Australian bushfires fastened the pace of global warming

The thought of living in a developed country certainly triggered great excitement as a person who spent most of his life in Bandung, West Java. Canberra welcomed me at the end of the winter with cool weather and occasional showers. As I enjoyed student life happily, summer came with it, bringing with it the Australian bushfire season 2019-20. Suddenly, the happy delight became a bit of a worrying experience.

Previously, August 2019, with the sponsorship of the National Endowment Fund for Education (LPDP), was one of the happiest moments of my life, getting news of my admission to Australian National University (ANU) for my doctoral program. I had never spent more than a few weeks outside Indonesia for business or pleasure. Clearly, good research was to brace myself for the future. Google was the obvious choice to analyze details about Canberra, Australia’s capital, which hosts the ANU.

I found Canberra in the first few months to be a very comfortable place to live in, particularly for students.
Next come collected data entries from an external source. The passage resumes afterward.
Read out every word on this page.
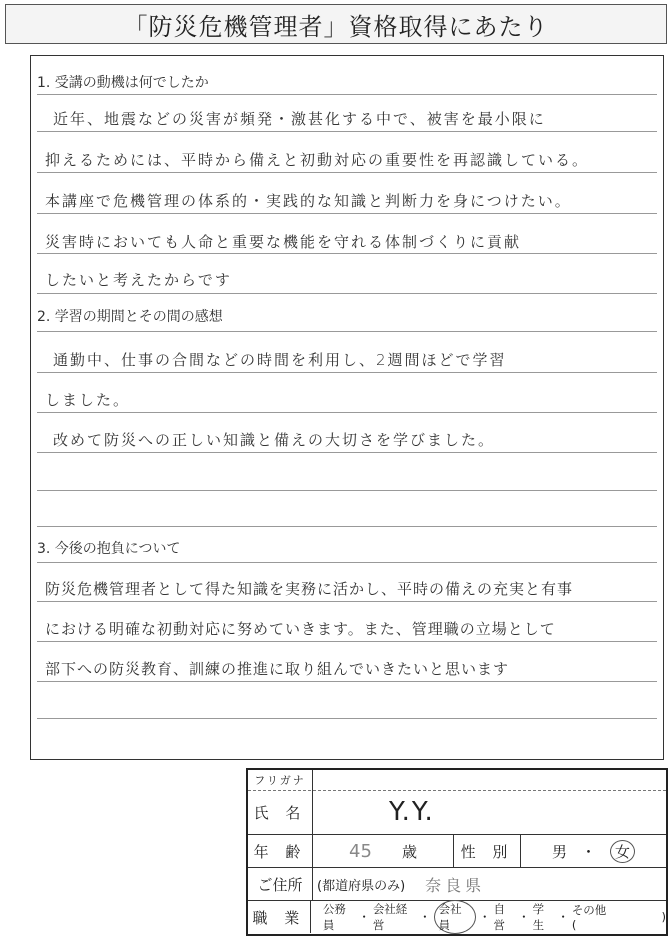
「防災危機管理者」資格取得にあたり
1. 受講の動機は何でしたか
近年、地震などの災害が頻発・激甚化する中で、被害を最小限に
抑えるためには、平時から備えと初動対応の重要性を再認識している。
本講座で危機管理の体系的・実践的な知識と判断力を身につけたい。
災害時においても人命と重要な機能を守れる体制づくりに貢献
したいと考えたからです
2. 学習の期間とその間の感想
通勤中、仕事の合間などの時間を利用し、2週間ほどで学習
しました。
改めて防災への正しい知識と備えの大切さを学びました。
3. 今後の抱負について
防災危機管理者として得た知識を実務に活かし、平時の備えの充実と有事
における明確な初動対応に努めていきます。また、管理職の立場として
部下への防災教育、訓練の推進に取り組んでいきたいと思います
フリガナ
氏 名	Y.Y.
年 齢	45 歳	性 別	男 ・	女
ご住所	(都道府県のみ) 奈良県
職 業	公務員
・
会社経営
・
会社員
・
自営
・
学生
・ その他(
)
Although the Australian Capital Territory (ACT) is quite small relative to Sydney, it has everything you want: an international melting pot culture, proper modes of public transport, health facilities, entertainment and tourist spots.

I had a very enjoyable first few months in Canberra, with some occasional trips to Sydney (one was going to catch a U2 concert). And I thought it was nice to Australia, definitely better than Indonesia.

Summer came, and I was alerted by several colleagues about the hot weather. I thought, “Yeah, I’ve lived my whole life in a tropical country, I’m sure I’m able to handle a few more degrees of sun, right?”How wrong I was.

It was going to reach 40-43 degrees Celsius in days. It was so hot that I thought air conditioning could be one of human history’s greatest inventions. Most people believed that global warming raised the average summer temperature. Okay, it became a must to bathe twice a day like in Indonesia, with sunblock and sunglasses. Suddenly, I started missing the Bandung.

The bushfires came with summer, which is quite frequent and normal for Aussies, as the country’s plant life has largely been associated with fire hazards since the earliest humans came here. Mainly dry trees and branches of eucalyptus caught fire with occasional natural causes such as lightning strikes, although the trigger could be due to human activity.